アウトとセーフの基準はなんだ? テレビの笑いの差別的表現3つの疑問【松野大介】
お笑い芸人インタレスティングたけし(42)が、先月6日のTBS「水曜日のダウンタウン」に出演、先輩芸人のチャンス大城に説教されたシーンが放送され、しどろもどろになったしゃべり方が「何か何か僕何か悪い悪い事したみたい」とテロップに出て、一部で「吃音(きつおん)ではないか」という指摘が。
これを受けて、日本吃音協会が8月1日にTBSに抗議文を送ったことを発表。
「件の放送内容は、吃音者に対する差別と偏見を助長するものであり、再発防止と番組制作の基準・指針の見直しを要求しました」とツイート。
それを受けて松本人志が反論し、ネットでも話題に。
元芸人でテレビ評論なども手掛ける作家の松野大介氏が、加速するテレビの笑いの規制やコンプライアンスにユニークな解決策を投じる!
先週7(日)の「ワイドナショー」(フジテレビ系)にて、松本人志さんが「彼の吃音の部分を笑ったわけではない。彼が今後、テレビに出にくくなってしまう」などと発言しました。
彼とはインタレスティングたけしことです。
日本吃音協会や、放送上の問題を扱うBPO(番組倫理・放送向上機構)に対し、松本さんは「日本のお笑いを勉強してほしい。悪意を持ってやっているわけではない」とのコメントも。
本来は、事務所など周りのことも考慮してすぐに謝ってしまうか、波風がおさまるまで黙る芸人が主流なので、松本さんの発言は踏み込んだものではあります。
上のネットニュースのコメント欄には様々な声があるが、抗議する側への厳しい声も見受けられた。

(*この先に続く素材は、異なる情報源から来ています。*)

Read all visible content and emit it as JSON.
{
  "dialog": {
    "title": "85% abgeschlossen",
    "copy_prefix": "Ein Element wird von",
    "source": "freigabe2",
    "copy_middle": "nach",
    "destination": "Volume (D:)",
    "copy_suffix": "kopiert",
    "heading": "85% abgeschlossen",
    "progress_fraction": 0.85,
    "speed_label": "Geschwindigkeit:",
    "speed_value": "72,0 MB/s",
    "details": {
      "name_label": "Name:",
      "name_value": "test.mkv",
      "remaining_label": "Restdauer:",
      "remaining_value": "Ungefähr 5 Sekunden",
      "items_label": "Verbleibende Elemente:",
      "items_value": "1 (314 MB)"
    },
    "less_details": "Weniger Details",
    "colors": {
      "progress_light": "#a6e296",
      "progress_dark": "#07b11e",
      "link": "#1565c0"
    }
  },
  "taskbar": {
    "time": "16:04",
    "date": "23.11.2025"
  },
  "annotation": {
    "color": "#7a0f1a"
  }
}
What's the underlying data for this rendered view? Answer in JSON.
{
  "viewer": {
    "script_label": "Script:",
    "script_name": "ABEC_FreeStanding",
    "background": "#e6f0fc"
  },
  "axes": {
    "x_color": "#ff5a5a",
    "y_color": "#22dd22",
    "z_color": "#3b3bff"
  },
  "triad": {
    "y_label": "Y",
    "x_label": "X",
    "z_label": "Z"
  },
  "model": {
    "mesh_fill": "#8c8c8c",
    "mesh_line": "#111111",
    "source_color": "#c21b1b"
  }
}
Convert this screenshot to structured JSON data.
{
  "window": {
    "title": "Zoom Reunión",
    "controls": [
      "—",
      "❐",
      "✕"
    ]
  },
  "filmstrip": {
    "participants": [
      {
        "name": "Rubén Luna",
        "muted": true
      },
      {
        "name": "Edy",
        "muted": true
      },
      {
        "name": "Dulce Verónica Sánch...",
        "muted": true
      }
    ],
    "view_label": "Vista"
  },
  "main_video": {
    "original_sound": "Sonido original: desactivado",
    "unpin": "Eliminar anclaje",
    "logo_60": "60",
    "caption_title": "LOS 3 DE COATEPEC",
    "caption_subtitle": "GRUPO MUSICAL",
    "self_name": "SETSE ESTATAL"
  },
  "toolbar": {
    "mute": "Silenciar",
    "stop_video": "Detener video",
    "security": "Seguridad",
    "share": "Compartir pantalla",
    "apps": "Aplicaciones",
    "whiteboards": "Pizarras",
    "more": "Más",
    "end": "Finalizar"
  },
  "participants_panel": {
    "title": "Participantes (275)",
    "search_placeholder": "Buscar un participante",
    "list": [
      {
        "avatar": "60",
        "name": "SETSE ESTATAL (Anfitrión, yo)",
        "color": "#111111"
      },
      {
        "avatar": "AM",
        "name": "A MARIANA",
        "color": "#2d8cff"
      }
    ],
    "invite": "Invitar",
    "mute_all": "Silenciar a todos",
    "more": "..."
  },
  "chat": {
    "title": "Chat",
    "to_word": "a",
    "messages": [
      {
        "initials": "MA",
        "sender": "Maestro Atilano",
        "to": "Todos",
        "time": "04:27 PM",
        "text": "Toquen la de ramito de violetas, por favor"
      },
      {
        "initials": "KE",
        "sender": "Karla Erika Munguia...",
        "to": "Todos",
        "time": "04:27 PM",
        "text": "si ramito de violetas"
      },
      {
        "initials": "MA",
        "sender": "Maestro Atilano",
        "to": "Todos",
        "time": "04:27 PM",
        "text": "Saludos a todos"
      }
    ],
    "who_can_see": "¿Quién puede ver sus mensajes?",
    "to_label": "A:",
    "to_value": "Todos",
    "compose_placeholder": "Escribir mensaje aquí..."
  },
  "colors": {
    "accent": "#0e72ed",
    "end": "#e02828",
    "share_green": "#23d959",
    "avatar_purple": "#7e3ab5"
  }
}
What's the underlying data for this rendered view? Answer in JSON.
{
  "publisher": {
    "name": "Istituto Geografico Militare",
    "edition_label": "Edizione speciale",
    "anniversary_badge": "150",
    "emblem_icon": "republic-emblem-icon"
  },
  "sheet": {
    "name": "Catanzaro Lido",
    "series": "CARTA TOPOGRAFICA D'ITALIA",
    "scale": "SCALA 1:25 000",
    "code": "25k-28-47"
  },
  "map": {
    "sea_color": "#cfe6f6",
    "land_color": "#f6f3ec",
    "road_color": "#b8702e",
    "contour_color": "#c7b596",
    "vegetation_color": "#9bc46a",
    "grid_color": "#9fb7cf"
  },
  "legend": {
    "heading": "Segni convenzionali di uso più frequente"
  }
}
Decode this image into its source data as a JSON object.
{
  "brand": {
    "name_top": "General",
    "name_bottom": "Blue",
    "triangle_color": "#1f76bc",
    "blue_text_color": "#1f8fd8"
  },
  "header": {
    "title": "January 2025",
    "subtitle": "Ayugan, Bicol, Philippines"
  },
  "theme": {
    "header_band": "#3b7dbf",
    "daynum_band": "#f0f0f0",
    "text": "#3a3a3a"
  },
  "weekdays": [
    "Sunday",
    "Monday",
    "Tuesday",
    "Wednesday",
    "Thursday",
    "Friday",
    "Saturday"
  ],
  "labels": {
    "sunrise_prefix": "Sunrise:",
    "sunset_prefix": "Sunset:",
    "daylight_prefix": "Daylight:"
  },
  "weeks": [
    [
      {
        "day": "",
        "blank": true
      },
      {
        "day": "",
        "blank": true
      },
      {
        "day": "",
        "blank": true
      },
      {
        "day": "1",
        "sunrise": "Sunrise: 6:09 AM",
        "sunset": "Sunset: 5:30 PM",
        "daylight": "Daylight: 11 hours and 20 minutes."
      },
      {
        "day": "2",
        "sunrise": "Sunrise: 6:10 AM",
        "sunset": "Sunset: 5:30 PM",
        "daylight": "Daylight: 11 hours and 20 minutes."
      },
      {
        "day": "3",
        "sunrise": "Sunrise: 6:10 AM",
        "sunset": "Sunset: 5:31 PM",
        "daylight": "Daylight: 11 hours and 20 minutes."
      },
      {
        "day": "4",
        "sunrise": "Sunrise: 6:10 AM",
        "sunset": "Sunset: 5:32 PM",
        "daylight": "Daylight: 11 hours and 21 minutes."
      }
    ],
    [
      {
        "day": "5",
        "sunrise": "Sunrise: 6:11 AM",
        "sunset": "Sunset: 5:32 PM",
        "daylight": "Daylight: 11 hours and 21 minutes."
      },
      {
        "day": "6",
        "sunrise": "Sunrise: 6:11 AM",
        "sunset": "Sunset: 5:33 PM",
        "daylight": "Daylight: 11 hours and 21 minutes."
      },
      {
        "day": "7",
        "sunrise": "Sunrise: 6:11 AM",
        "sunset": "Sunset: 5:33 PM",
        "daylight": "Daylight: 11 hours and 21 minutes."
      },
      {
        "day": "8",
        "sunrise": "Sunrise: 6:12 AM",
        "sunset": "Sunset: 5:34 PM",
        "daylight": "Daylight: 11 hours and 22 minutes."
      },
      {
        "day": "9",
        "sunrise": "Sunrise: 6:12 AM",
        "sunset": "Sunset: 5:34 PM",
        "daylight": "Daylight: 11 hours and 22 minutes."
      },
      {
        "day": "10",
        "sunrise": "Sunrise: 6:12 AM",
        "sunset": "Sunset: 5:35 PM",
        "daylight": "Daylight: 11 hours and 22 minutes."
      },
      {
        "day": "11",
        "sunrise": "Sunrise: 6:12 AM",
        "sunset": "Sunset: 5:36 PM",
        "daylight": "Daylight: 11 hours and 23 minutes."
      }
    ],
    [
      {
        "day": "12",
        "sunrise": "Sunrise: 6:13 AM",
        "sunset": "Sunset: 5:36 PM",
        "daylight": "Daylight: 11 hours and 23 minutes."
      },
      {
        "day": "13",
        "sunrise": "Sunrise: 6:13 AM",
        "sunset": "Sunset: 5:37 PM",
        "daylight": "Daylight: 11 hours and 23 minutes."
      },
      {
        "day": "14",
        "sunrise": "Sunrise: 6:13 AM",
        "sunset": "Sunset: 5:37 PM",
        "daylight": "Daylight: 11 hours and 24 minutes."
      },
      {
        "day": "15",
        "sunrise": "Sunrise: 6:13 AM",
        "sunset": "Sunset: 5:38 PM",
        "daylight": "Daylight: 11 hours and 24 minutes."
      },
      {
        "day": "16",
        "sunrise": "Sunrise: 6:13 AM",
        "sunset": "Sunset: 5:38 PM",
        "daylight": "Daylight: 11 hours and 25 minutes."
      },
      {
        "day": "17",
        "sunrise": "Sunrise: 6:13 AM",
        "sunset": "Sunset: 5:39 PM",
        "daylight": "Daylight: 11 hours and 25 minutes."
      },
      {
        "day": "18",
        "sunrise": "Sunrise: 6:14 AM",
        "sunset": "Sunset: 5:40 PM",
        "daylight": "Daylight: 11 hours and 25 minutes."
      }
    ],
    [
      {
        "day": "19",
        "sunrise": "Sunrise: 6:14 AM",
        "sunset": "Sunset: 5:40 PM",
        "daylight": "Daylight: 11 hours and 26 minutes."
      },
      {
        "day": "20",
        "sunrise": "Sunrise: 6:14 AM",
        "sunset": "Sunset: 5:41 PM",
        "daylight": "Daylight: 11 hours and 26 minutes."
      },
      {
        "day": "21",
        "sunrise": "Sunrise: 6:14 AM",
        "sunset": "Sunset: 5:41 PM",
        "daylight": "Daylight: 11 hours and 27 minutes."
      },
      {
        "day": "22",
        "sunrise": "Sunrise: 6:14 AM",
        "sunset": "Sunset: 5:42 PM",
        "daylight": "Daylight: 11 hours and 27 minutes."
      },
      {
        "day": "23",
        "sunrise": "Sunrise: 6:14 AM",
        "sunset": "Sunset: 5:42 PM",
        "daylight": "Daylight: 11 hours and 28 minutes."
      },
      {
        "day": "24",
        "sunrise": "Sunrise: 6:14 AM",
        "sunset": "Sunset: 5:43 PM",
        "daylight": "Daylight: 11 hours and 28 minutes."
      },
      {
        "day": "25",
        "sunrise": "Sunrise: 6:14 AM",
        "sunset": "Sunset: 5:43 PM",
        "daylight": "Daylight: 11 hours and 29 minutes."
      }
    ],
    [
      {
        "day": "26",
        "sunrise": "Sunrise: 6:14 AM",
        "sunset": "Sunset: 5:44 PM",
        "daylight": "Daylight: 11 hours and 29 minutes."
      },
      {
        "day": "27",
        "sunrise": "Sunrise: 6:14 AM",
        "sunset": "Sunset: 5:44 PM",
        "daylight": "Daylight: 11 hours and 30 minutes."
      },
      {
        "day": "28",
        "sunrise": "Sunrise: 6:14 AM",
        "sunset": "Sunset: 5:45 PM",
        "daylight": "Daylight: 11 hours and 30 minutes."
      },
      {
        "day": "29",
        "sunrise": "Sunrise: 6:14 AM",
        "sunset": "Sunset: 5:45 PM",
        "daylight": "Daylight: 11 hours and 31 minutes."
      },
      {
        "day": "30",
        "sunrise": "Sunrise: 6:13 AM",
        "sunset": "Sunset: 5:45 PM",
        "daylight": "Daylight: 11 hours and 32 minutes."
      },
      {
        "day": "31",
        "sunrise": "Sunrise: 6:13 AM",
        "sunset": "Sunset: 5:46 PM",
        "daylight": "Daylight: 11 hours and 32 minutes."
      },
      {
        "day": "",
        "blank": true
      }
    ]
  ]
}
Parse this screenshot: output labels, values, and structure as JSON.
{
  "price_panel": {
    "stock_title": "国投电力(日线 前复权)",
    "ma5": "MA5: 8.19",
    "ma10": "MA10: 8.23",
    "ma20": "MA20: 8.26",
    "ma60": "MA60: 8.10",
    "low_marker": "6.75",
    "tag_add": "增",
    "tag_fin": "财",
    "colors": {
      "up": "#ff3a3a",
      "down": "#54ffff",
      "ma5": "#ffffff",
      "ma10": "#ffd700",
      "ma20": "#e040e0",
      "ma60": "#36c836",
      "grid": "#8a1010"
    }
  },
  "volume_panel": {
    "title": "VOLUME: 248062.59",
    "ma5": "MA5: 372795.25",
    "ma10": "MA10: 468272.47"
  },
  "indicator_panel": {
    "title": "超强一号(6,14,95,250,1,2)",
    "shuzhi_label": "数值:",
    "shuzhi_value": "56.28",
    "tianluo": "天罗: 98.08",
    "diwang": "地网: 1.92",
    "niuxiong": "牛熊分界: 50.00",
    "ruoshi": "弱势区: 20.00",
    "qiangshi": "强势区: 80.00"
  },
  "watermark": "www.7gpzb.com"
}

「これはすごく難しい問題ですよね。障害があってもそれを隠さず人前に出てそれを武器に生きていける人もいれば、逆にそれを知られたくない人もいる。」
「「差別を助長すべきではない」と、まともな感覚を持っている人間は考えます。なので、この手の協会や団体の抗議が必ずしも見当違いであるとは言い切れない。とはいえ、お笑い芸人である彼がこの様な庇い方をされてしまうと、お笑い芸人としてテレビに出にくくなってしまうことは容易く想像できるかと。」
「ほとんどの人間が差別的だとは微塵も感じていないものを差別的だと抗議する事によって(注目を集める事で)逆に新たな差別を生むという事がわかっていない。その結果ひとりの芸人がテレビに出にくくなってしまっては本末転倒です。」
■テレビ表現の基準を決めないのか
今回の件から離れますが、私は、差別的表現やコンプライアンスにおいて、放送できる(セーフ)できない(アウト)の基準を決めるようにしたほうが良いと思います。
厳密にルール化するのは無理ですが、「セーフ」「アウト」の基準が曖昧なままだと、放送後に「これはダメ」と一方的に判断される。これはテレビマンと芸人にとって困るし、フェアではないと思います。
その笑いはセーフなのかアウトなのか、曖昧なゆえにその基準を示したほうがいいと思うことを3つ提議します。
(1)笑いだとアウトの風潮なのはなぜか
昨年9月、同じく松本人志さんが「ワイドナショー」にて、放送倫理・番組向上機構(BPO)での「痛みを伴うことを笑いの対象とするバラエティー」が審議入りするとしたことについてコメント。
「なんでバラエティーだけ言われるのかなというのはある。それを言い出したらプロレスなんてアウトじゃん。プロレス中継は絶対ダメよねって、なってくるし」(一部のみ抜粋)
私ごときの見識で申し訳ないが、少し違います。
プロレスは笑いではないから痛みが伴っても倫理に違反する番組対象にはされないのです。
ミゼットプロレスというものが昔にありました。もしミゼットレスラーが小さい身体で懸命に闘う姿のみを見せたら感動の映像として称えられ、批判の対象にはなりにくい。
感動の姿ではなくて、例えば、小さいことを利用して、相手の大きいレスラーの股下に滑り込んで背後に回り、ちょうど顔の高さにある相手の尻に頭突きして、会場から笑いが起きたら、どうでしょう。 私が思うに、アウトになるのではないか。
ここで言いたいのは、「小さい身体を笑いのネタにする」=「小さい人を笑い者にする」ではないこと。
その区別がつかないで判断するのはいけないし、区別がつかない人は笑いの民度がそうとう低いので勉強が必要です。
過去にミゼットプロレスを見て不快になった方もいたでしょう。だが、試合を見て笑い、障害を持つ人やそうでない人たちにどれどけ救われた人がいたことか。
これはバラエティーの痛みを伴う笑い(ちゃんと笑いとして成立し、明らかに差別じゃないもの)も同じです。人を救うエンタテインメントはいい音楽や泣ける映画だけではないのです。